No pretendo cuestionar la legitimidad de las fuerzas del Estado, ni estigmatizar a miles de hombres y mujeres que pagan enormes cuotas de sacrificio personal y familiar en cumplimiento de su misión. Lo que debemos reconocer es que en las últimas dos décadas hemos dotado de recursos económicos y de herramientas jurídicas a la institucionalidad militar, con el argumento de la necesidad de ganar la guerra. Pero tal victoria sigue siendo lejana. Al contrario, algunos elementos al interior de las Fuerzas Militares o de la Policía se han aprovechado del respaldo institucional y ciudadano para delinquir e incrementar las cifras de las múltiples formas de violencia.
Pero tampoco le conviene a la propia institucionalidad militar y a sus buenos elementos tener en sus manos herramientas jurídicas tan poderosas, para cuyo manejo se requieren niveles de madurez institucional, transparencia y responsabilidad mayúsculos. El hecho de tener la responsabilidad del acopio de las pruebas, tribunales y jurisdicciones especiales, e incluso sitios de reclusión particulares, no contribuyen al fortalecimiento del concepto de imparcialidad como principio procesal.
Para superar los conflictos de base, entre muchas otras cosas, los ciudadanos necesitamos que se restablezca la confianza en las instituciones. Y en términos de la institucionalidad de la justicia, en los últimos 10 años ha sido seriamente deteriorada la confianza por cuanto legisladores, gobernantes y militares han querido modificar a su favor la administración de justicia. No transmite más confianza quien quiere poner reglas a su favor, sino quien se somete a cualquier juicio con la tranquilidad de la rectitud en su proceder.

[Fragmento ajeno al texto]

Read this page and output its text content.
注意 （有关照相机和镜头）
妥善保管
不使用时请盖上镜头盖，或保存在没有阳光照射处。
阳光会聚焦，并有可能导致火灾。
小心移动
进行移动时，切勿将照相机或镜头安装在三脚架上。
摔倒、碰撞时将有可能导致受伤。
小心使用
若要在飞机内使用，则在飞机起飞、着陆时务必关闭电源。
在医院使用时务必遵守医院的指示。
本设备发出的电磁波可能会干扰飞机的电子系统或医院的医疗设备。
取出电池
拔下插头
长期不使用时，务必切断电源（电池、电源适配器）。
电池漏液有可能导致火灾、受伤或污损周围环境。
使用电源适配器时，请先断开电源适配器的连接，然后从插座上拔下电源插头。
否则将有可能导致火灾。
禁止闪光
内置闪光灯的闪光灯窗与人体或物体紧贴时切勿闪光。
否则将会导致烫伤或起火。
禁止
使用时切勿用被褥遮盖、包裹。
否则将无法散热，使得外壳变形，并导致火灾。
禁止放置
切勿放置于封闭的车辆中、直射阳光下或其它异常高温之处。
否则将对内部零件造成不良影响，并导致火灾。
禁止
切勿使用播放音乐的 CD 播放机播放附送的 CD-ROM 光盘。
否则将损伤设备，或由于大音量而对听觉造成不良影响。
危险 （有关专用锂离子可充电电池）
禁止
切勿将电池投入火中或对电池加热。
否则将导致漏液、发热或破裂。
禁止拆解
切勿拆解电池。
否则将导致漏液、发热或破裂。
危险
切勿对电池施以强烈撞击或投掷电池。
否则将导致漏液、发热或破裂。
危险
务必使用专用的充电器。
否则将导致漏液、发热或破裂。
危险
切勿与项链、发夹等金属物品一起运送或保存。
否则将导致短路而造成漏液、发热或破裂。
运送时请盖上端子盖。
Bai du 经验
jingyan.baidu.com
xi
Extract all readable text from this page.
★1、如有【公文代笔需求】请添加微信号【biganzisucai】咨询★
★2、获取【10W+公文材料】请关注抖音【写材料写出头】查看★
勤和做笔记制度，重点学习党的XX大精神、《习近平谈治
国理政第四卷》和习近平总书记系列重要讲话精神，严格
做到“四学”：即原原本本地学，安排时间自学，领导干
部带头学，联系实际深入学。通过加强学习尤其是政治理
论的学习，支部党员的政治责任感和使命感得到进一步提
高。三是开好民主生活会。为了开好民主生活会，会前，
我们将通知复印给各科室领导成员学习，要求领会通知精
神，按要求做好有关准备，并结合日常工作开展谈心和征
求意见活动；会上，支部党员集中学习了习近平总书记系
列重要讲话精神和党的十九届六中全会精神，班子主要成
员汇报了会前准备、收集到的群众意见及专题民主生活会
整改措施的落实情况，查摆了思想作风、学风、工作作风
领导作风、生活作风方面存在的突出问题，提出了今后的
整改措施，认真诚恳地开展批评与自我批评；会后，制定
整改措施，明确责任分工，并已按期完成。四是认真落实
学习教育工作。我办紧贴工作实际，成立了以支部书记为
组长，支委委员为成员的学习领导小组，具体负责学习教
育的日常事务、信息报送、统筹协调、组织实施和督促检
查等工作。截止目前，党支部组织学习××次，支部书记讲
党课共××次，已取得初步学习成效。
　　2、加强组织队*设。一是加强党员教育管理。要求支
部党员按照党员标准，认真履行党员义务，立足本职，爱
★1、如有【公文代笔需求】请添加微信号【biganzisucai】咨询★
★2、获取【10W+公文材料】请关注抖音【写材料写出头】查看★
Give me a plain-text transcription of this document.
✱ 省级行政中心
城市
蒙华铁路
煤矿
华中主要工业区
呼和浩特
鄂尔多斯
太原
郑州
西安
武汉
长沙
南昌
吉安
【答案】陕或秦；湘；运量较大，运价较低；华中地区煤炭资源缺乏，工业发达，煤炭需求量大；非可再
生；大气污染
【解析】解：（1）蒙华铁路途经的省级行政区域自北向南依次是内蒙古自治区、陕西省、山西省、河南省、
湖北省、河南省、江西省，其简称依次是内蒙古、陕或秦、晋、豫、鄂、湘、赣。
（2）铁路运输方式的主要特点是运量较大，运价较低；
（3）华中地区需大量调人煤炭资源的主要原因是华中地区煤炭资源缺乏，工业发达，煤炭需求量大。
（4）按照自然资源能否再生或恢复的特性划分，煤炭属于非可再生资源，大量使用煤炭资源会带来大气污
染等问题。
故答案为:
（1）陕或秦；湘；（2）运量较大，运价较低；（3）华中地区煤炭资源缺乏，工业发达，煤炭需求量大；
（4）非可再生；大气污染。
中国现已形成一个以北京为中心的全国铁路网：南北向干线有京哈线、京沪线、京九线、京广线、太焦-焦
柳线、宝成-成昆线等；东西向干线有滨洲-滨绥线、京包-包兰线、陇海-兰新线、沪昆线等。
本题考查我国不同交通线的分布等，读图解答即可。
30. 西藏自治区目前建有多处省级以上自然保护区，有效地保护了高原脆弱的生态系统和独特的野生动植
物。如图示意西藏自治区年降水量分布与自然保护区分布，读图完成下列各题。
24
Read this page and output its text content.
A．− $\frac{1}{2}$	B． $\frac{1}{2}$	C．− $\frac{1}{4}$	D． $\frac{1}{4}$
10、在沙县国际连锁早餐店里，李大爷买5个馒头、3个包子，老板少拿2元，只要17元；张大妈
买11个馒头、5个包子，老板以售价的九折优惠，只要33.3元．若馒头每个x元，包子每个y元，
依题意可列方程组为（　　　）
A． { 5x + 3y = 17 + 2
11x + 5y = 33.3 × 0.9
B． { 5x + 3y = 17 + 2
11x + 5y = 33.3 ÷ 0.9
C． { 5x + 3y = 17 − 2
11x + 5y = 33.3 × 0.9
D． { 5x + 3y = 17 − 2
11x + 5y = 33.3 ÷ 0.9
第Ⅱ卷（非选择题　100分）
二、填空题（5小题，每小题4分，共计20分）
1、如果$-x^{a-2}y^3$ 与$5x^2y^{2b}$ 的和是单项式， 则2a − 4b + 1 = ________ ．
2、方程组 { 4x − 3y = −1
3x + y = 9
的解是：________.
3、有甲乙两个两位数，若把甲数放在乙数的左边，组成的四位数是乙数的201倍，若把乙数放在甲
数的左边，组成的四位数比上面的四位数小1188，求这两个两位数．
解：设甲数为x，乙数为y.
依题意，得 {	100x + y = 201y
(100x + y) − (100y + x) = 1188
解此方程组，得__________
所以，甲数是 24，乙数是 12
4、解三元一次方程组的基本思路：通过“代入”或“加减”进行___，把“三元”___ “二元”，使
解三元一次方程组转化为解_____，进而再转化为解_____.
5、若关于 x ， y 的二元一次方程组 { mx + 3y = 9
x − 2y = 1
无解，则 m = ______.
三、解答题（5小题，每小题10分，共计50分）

Cuando nuestros legisladores y los propios administradores de justicia han hecho de nuestro sistema una figura tan ineficiente y en algunos casos decorativa, no queda más que esperar que el decoro, ética e integridad de nuestros militares sea el que garantice un rector proceder, aún cuando muchos muchachos empuñen un arma sin mucho más que dos o tres años de escuela.